In my past life as a cell biologist, I used Imagej/FIJI to manually label regions of interest (ROI) in microscope images. After loading them in the RoiManager, ROI would be processed/analyzed with ImageJ/FIJI's various other tools. Here's an example image -- not mine -- in which someone might want to identify the oval-shaped cell nuclei psuedocolored in blue.
![DAPI blue nuclei cells](https://camo.githubusercontent.com/f15cf0ce634f8151548723bb734ef4e2c6ed1d8d19c4f22c9aeb2ac1733eca5e/68747470733a2f2f7777772e746865726d6f6669736865722e636f6d2f75732f656e2f686f6d652f6c6966652d736369656e63652f63656c6c2d616e616c797369732f63656c6c2d7374727563747572652f6e75636c6575732d616e642d6e75636c656f6c692f6a63723a636f6e74656e742f4d61696e5061727379732f74657874696d6167655f653262312f696d6167652e696d672e66756c6c2e686967682e6a70672f313439383838333531393338342e6a7067)
In this particular image, it might be possible to use traditional signal intensity thresholding + watershed methods, but most images, including possibly the above, have enough edge cases such that traditional approaches don't work.
I guess what I'm trying to say is, manual segmentation fairly labor-intensive and I would have welcomed a plugin for reliably predicting ROI. Would anyone be interested in writing an object detection plugin? I don't think this should be too difficult to implement; much of the code can be copied directly from Tensorflow's Object Detection Java API.

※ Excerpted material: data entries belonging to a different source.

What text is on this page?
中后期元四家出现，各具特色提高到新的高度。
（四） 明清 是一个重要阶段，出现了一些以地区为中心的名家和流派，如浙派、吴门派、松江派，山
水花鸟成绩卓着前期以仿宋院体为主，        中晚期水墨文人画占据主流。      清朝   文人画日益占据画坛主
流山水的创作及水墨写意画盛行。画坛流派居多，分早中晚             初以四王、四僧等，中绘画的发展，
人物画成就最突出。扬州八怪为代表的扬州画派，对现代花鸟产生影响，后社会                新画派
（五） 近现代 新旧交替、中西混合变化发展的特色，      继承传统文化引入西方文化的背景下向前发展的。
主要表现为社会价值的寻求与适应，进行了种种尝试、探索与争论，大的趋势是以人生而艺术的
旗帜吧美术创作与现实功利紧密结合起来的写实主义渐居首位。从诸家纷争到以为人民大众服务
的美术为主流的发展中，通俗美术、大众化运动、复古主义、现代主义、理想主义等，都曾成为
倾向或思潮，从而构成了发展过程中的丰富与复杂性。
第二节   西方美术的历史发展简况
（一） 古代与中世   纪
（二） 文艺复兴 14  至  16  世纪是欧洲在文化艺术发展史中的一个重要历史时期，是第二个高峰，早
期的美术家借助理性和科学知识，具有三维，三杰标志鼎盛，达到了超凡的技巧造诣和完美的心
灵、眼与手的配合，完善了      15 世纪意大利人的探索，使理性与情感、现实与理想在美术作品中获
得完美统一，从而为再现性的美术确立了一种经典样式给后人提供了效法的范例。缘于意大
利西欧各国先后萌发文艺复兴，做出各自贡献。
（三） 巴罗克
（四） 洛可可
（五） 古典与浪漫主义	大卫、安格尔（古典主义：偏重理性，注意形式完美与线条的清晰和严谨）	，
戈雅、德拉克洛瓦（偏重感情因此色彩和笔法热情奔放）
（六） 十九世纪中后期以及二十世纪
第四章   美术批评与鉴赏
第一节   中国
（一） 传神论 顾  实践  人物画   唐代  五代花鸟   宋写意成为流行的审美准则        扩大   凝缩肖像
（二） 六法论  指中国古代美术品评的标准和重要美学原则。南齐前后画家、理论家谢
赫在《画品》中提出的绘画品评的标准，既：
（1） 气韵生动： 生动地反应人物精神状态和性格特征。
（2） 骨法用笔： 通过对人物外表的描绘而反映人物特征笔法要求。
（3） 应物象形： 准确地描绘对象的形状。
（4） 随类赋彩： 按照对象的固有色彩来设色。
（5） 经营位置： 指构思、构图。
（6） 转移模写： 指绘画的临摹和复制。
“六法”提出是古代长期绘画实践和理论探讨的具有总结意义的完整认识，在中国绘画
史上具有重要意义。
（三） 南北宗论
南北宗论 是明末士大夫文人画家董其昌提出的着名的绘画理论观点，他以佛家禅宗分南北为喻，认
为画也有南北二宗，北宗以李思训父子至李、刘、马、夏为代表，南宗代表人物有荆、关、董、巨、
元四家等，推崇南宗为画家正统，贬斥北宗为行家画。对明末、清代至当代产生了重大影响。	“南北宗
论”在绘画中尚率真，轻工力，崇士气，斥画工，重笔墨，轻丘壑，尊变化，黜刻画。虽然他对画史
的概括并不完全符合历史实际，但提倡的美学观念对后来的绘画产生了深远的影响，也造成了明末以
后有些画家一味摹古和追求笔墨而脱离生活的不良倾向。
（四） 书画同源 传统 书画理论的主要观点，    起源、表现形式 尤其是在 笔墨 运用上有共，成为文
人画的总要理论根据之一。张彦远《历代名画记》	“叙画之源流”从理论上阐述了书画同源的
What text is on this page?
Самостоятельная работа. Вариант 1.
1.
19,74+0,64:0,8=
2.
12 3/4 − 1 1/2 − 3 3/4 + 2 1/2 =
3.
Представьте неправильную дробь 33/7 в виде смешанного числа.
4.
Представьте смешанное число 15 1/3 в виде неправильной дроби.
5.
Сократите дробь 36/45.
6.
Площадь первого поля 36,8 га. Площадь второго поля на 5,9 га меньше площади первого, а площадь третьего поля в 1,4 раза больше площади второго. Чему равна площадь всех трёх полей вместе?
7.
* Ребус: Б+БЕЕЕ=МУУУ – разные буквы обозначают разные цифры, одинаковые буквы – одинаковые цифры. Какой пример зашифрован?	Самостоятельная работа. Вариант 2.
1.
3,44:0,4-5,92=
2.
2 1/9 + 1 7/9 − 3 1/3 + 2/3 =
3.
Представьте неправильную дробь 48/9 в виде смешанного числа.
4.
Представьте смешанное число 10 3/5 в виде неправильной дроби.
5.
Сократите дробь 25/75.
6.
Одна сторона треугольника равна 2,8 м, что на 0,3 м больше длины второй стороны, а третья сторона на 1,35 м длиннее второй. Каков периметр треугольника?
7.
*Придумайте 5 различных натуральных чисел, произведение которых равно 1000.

That said, object detection though may not be ideal for microscope images because biological objects are often not regularly shaped. For example, a biologist might be interested in outlining the solid-green individual cells in the above image. If it's not too difficult, we might instead look to implement object instance segmentation instead, e.g. with Mask RCNN, again with the Object Detection API.
I can start working on this myself, but because I have zero experience in Java, the going might be slow. I could learn, but if anyone else is interested in helping out, I'd more than welcome the support.